Dahası, 2. ve 3. öğretmenler yüksek seviyede sorular sorduktan sonra öğrencilere düşünmeleri için süre vermekte ve öğrencilerin öncelikle kendi gruplarında soruyu müzakerelerini istemekte, sonra da soruyu sınıfça müzakere etmelerini teşvik etmektedir. Bu sayede bütün öğrencilere konuşma, yani düşüncelerini paylaşma fırsatı verilmektedir. Bu öğretmenler sorunun cevabını öğrencilere direkt vermemektedirler. Yüksek seviyede sorular sorduktan sonra öğrencilere ipuçları vererek, gösteri deneyi yaparak, analoji kullanarak, günlük yaşamla bağlantı kurarak ve müzakereler yoluyla onların soruya cevap bulmalarını temin etmektedirler. Şayet ders sonunda öğrenciler sorunun cevabı üzerine uzlaşamazlarsa öğretmen kendisi bir cevap söylemek yerine öğrencilere gelecek derse kadar düşünmelerini ve araştırmalarını, sonraki derste ise tekrar tartışacaklarını söylemektedir.
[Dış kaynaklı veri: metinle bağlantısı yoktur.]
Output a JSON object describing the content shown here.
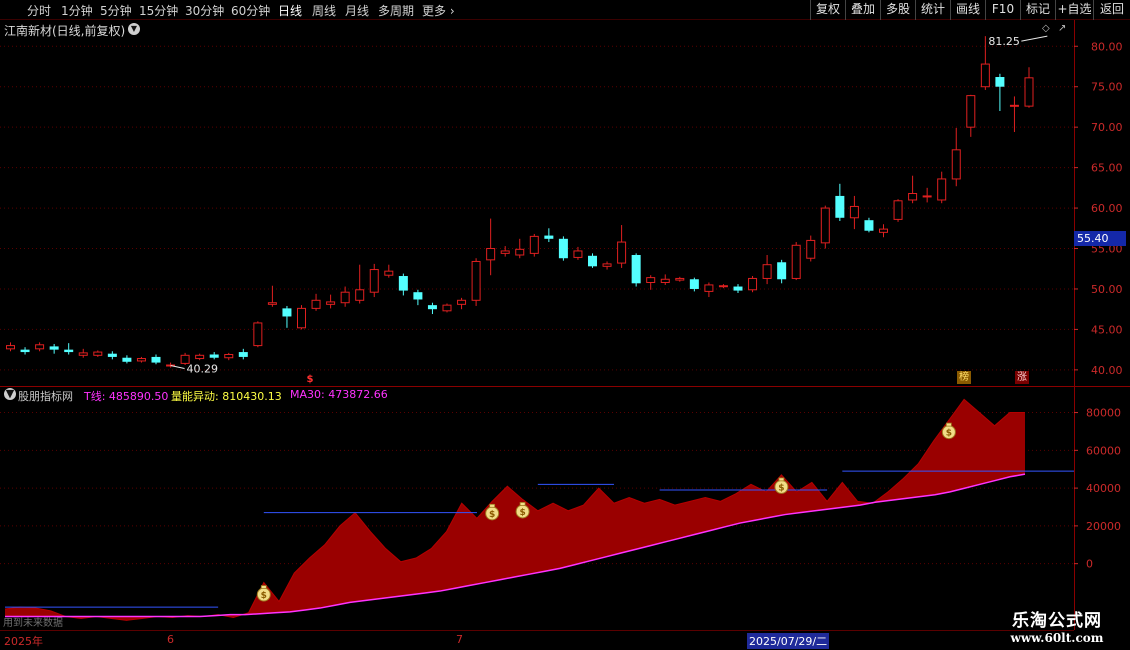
{
  "toolbar": {
    "periods": [
      {
        "label": "分时",
        "active": false
      },
      {
        "label": "1分钟",
        "active": false
      },
      {
        "label": "5分钟",
        "active": false
      },
      {
        "label": "15分钟",
        "active": false
      },
      {
        "label": "30分钟",
        "active": false
      },
      {
        "label": "60分钟",
        "active": false
      },
      {
        "label": "日线",
        "active": true
      },
      {
        "label": "周线",
        "active": false
      },
      {
        "label": "月线",
        "active": false
      },
      {
        "label": "多周期",
        "active": false
      },
      {
        "label": "更多",
        "active": false
      }
    ],
    "buttons": [
      "复权",
      "叠加",
      "多股",
      "统计",
      "画线",
      "F10",
      "标记",
      "+自选",
      "返回"
    ]
  },
  "stock": {
    "title": "江南新材(日线,前复权)",
    "current_price": "55.40",
    "high_label": "81.25",
    "low_label": "40.29"
  },
  "indicator": {
    "name": "股朋指标网",
    "t_line": "T线: 485890.50",
    "volume_spike": "量能异动: 810430.13",
    "ma30": "MA30: 473872.66",
    "no_data_note": "用到未来数据"
  },
  "colors": {
    "up": "#e02020",
    "down": "#54ffff",
    "grid": "#5a0000",
    "t_fill": "#9a0000",
    "ma30": "#ff33ff",
    "level_line": "#3355ff",
    "axis_text": "#cc2a2a",
    "indicator_name": "#c8c8c8",
    "t_label": "#ff33ff",
    "volume_label": "#ffff44"
  },
  "badges": {
    "dollar": "$",
    "bang": "榜",
    "zhang": "涨"
  },
  "dates": {
    "year": "2025年",
    "june": "6",
    "july": "7",
    "cursor": "2025/07/29/二"
  },
  "watermark": {
    "name": "乐淘公式网",
    "url": "www.60lt.com"
  },
  "chart_data": [
    {
      "type": "candlestick",
      "title": "江南新材(日线,前复权)",
      "y_ticks": [
        "40.00",
        "45.00",
        "50.00",
        "55.00",
        "60.00",
        "65.00",
        "70.00",
        "75.00",
        "80.00"
      ],
      "ylim": [
        38.5,
        83
      ],
      "candles": [
        {
          "o": 42.6,
          "c": 43.0,
          "h": 43.4,
          "l": 42.3
        },
        {
          "o": 42.5,
          "c": 42.2,
          "h": 42.8,
          "l": 41.9
        },
        {
          "o": 42.6,
          "c": 43.1,
          "h": 43.4,
          "l": 42.3
        },
        {
          "o": 42.9,
          "c": 42.5,
          "h": 43.2,
          "l": 42.0
        },
        {
          "o": 42.5,
          "c": 42.2,
          "h": 43.3,
          "l": 41.9
        },
        {
          "o": 41.8,
          "c": 42.1,
          "h": 42.6,
          "l": 41.5
        },
        {
          "o": 41.8,
          "c": 42.2,
          "h": 42.4,
          "l": 41.6
        },
        {
          "o": 42.0,
          "c": 41.6,
          "h": 42.3,
          "l": 41.3
        },
        {
          "o": 41.5,
          "c": 41.0,
          "h": 41.8,
          "l": 40.8
        },
        {
          "o": 41.1,
          "c": 41.4,
          "h": 41.6,
          "l": 40.9
        },
        {
          "o": 41.6,
          "c": 40.9,
          "h": 41.9,
          "l": 40.7
        },
        {
          "o": 40.6,
          "c": 40.6,
          "h": 40.9,
          "l": 40.29
        },
        {
          "o": 40.8,
          "c": 41.8,
          "h": 42.1,
          "l": 40.6
        },
        {
          "o": 41.4,
          "c": 41.8,
          "h": 42.0,
          "l": 41.2
        },
        {
          "o": 41.9,
          "c": 41.5,
          "h": 42.2,
          "l": 41.3
        },
        {
          "o": 41.5,
          "c": 41.9,
          "h": 42.1,
          "l": 41.2
        },
        {
          "o": 42.2,
          "c": 41.6,
          "h": 42.6,
          "l": 41.3
        },
        {
          "o": 43.0,
          "c": 45.8,
          "h": 46.0,
          "l": 42.8
        },
        {
          "o": 48.1,
          "c": 48.3,
          "h": 50.4,
          "l": 47.8
        },
        {
          "o": 47.6,
          "c": 46.6,
          "h": 47.9,
          "l": 45.2
        },
        {
          "o": 45.2,
          "c": 47.6,
          "h": 48.0,
          "l": 45.0
        },
        {
          "o": 47.6,
          "c": 48.6,
          "h": 49.4,
          "l": 47.3
        },
        {
          "o": 48.1,
          "c": 48.4,
          "h": 49.3,
          "l": 47.6
        },
        {
          "o": 48.3,
          "c": 49.6,
          "h": 50.3,
          "l": 47.8
        },
        {
          "o": 48.6,
          "c": 49.9,
          "h": 53.0,
          "l": 48.2
        },
        {
          "o": 49.6,
          "c": 52.4,
          "h": 53.1,
          "l": 49.0
        },
        {
          "o": 51.7,
          "c": 52.2,
          "h": 53.0,
          "l": 51.4
        },
        {
          "o": 51.6,
          "c": 49.8,
          "h": 51.9,
          "l": 49.2
        },
        {
          "o": 49.6,
          "c": 48.7,
          "h": 49.9,
          "l": 48.0
        },
        {
          "o": 48.0,
          "c": 47.5,
          "h": 48.3,
          "l": 46.9
        },
        {
          "o": 47.3,
          "c": 48.0,
          "h": 48.2,
          "l": 47.1
        },
        {
          "o": 48.1,
          "c": 48.6,
          "h": 48.9,
          "l": 47.5
        },
        {
          "o": 48.6,
          "c": 53.4,
          "h": 53.8,
          "l": 47.9
        },
        {
          "o": 53.6,
          "c": 55.0,
          "h": 58.7,
          "l": 51.7
        },
        {
          "o": 54.4,
          "c": 54.7,
          "h": 55.3,
          "l": 54.0
        },
        {
          "o": 54.2,
          "c": 54.9,
          "h": 56.2,
          "l": 53.8
        },
        {
          "o": 54.4,
          "c": 56.5,
          "h": 56.8,
          "l": 54.0
        },
        {
          "o": 56.6,
          "c": 56.2,
          "h": 57.5,
          "l": 55.8
        },
        {
          "o": 56.2,
          "c": 53.8,
          "h": 56.5,
          "l": 53.5
        },
        {
          "o": 53.9,
          "c": 54.7,
          "h": 55.2,
          "l": 53.6
        },
        {
          "o": 54.1,
          "c": 52.8,
          "h": 54.4,
          "l": 52.6
        },
        {
          "o": 52.8,
          "c": 53.1,
          "h": 53.4,
          "l": 52.4
        },
        {
          "o": 53.2,
          "c": 55.8,
          "h": 57.9,
          "l": 52.6
        },
        {
          "o": 54.2,
          "c": 50.7,
          "h": 54.4,
          "l": 50.3
        },
        {
          "o": 50.8,
          "c": 51.4,
          "h": 51.7,
          "l": 49.9
        },
        {
          "o": 50.8,
          "c": 51.2,
          "h": 51.8,
          "l": 50.5
        },
        {
          "o": 51.1,
          "c": 51.3,
          "h": 51.5,
          "l": 50.9
        },
        {
          "o": 51.2,
          "c": 50.0,
          "h": 51.4,
          "l": 49.7
        },
        {
          "o": 49.7,
          "c": 50.5,
          "h": 50.8,
          "l": 49.0
        },
        {
          "o": 50.3,
          "c": 50.4,
          "h": 50.6,
          "l": 50.1
        },
        {
          "o": 50.3,
          "c": 49.8,
          "h": 50.6,
          "l": 49.5
        },
        {
          "o": 49.9,
          "c": 51.3,
          "h": 51.6,
          "l": 49.6
        },
        {
          "o": 51.3,
          "c": 53.0,
          "h": 54.2,
          "l": 50.6
        },
        {
          "o": 53.3,
          "c": 51.2,
          "h": 53.6,
          "l": 50.7
        },
        {
          "o": 51.3,
          "c": 55.4,
          "h": 55.8,
          "l": 51.1
        },
        {
          "o": 53.8,
          "c": 56.0,
          "h": 56.6,
          "l": 53.4
        },
        {
          "o": 55.7,
          "c": 60.0,
          "h": 60.3,
          "l": 55.0
        },
        {
          "o": 61.5,
          "c": 58.8,
          "h": 63.0,
          "l": 58.4
        },
        {
          "o": 58.8,
          "c": 60.2,
          "h": 61.5,
          "l": 57.4
        },
        {
          "o": 58.5,
          "c": 57.2,
          "h": 58.8,
          "l": 57.0
        },
        {
          "o": 57.0,
          "c": 57.4,
          "h": 58.0,
          "l": 56.4
        },
        {
          "o": 58.6,
          "c": 60.9,
          "h": 61.1,
          "l": 58.3
        },
        {
          "o": 61.0,
          "c": 61.8,
          "h": 64.0,
          "l": 60.6
        },
        {
          "o": 61.5,
          "c": 61.5,
          "h": 62.5,
          "l": 60.7
        },
        {
          "o": 61.0,
          "c": 63.6,
          "h": 64.5,
          "l": 60.6
        },
        {
          "o": 63.6,
          "c": 67.2,
          "h": 69.9,
          "l": 62.7
        },
        {
          "o": 70.0,
          "c": 73.9,
          "h": 74.0,
          "l": 68.8
        },
        {
          "o": 75.0,
          "c": 77.8,
          "h": 81.25,
          "l": 74.6
        },
        {
          "o": 76.2,
          "c": 75.0,
          "h": 76.6,
          "l": 72.0
        },
        {
          "o": 72.7,
          "c": 72.7,
          "h": 73.8,
          "l": 69.4
        },
        {
          "o": 72.6,
          "c": 76.1,
          "h": 77.4,
          "l": 72.4
        }
      ]
    },
    {
      "type": "area",
      "title": "股朋指标网",
      "y_ticks": [
        "0",
        "20000",
        "40000",
        "60000",
        "80000"
      ],
      "ylim": [
        -33000,
        93000
      ],
      "series": [
        {
          "name": "T线",
          "values": [
            -24000,
            -23000,
            -23500,
            -25000,
            -28000,
            -29000,
            -28000,
            -29000,
            -30000,
            -29000,
            -28000,
            -28500,
            -27500,
            -28000,
            -27000,
            -28500,
            -26000,
            -10000,
            -20000,
            -5000,
            3000,
            10000,
            20000,
            27000,
            17000,
            8000,
            1000,
            3000,
            8000,
            17000,
            32000,
            24000,
            33000,
            41000,
            34000,
            28000,
            32000,
            28000,
            31000,
            40000,
            32000,
            35000,
            32000,
            34000,
            31000,
            33000,
            35000,
            33000,
            37000,
            42000,
            38000,
            47000,
            38000,
            43000,
            33000,
            43000,
            33000,
            32000,
            38000,
            45000,
            53000,
            65000,
            76000,
            87000,
            80000,
            73000,
            80000,
            80000
          ]
        },
        {
          "name": "MA30",
          "values": [
            -28000,
            -28000,
            -28000,
            -28000,
            -28000,
            -28000,
            -28000,
            -28000,
            -28000,
            -28000,
            -28000,
            -28000,
            -28000,
            -28000,
            -27500,
            -27000,
            -27000,
            -26500,
            -26000,
            -25500,
            -24500,
            -23500,
            -22000,
            -20500,
            -19500,
            -18500,
            -17500,
            -16500,
            -15500,
            -14500,
            -13000,
            -11500,
            -10000,
            -8500,
            -7000,
            -5500,
            -4000,
            -2500,
            -500,
            1500,
            3500,
            5500,
            7500,
            9500,
            11500,
            13500,
            15500,
            17500,
            19500,
            21500,
            23000,
            24500,
            26000,
            27000,
            28000,
            29000,
            30000,
            31000,
            32500,
            33500,
            34500,
            35500,
            36500,
            38000,
            40000,
            42000,
            44000,
            46000,
            47380
          ]
        }
      ],
      "level_lines": [
        {
          "value": -23000,
          "from": 0,
          "to": 14
        },
        {
          "value": 27000,
          "from": 17,
          "to": 31
        },
        {
          "value": 42000,
          "from": 35,
          "to": 40
        },
        {
          "value": 39000,
          "from": 43,
          "to": 54
        },
        {
          "value": 49000,
          "from": 55,
          "to": 74
        }
      ],
      "money_bag_markers": [
        17,
        32,
        34,
        51,
        62
      ]
    }
  ]
}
2. ve 3. öğretmenler, kendileri olmaksızın öğrencilerin kendi aralarında diyaloglarının onların öğrenmeleri açısından önemli olduğunun farkındadırlar. Bu yüzden de öğrenciler “Öğretmenim…” diye söze başladıklarında hemen “Arkadaşlarınıza, bana değil” şeklinde düzeltmektedir. Ancak bu olumlu pedagojik manevralara rağmen, daha önceden de bahsedildiği gibi, hiçbir öğretmenin sınıfında öğrenciler arası diyalog ortamı gözlemlenmemektedir. Öğrenciler kendi aralarında konuşmaya başladıktan kısa bir süre sonra o konuşma monolog halini almaktadır. Örneğin, Alıntı 3’te 3. öğretmenin sınıflarından birinde öğrenciler arasında diyalog olmadığı görülmektedir. Öğrenciler müzakere yerine kendilerinin doğru olduğuna dair desteklenmemiş iddia öne sürmektedirler.

Alıntı 3

Furkan: Ben bir şey sorabilir miyim? Siz ampermetrenin değeri arttı dediniz, bizde hiç öyle bir şey olmadı hep aynı, 1 pil kullandık 0,5 oldu, 2 pil kullandık yine 0,5 oldu, 3 tane kullandık yine 0,5 oldu?

Aylin: Furkan sen yanlış yapmışsın belki kardeşim. Furkan: Nasıl yanlış yapmışım ya?

Aylin: Ters bağlamışsın belki mıknatısları. Furkan: Ne? 4 kişi yaptık biz burda ya. Aylin: 4 kişi yanlış yapmışsınız. 3. öğretmen: Tamam arkadaşlar.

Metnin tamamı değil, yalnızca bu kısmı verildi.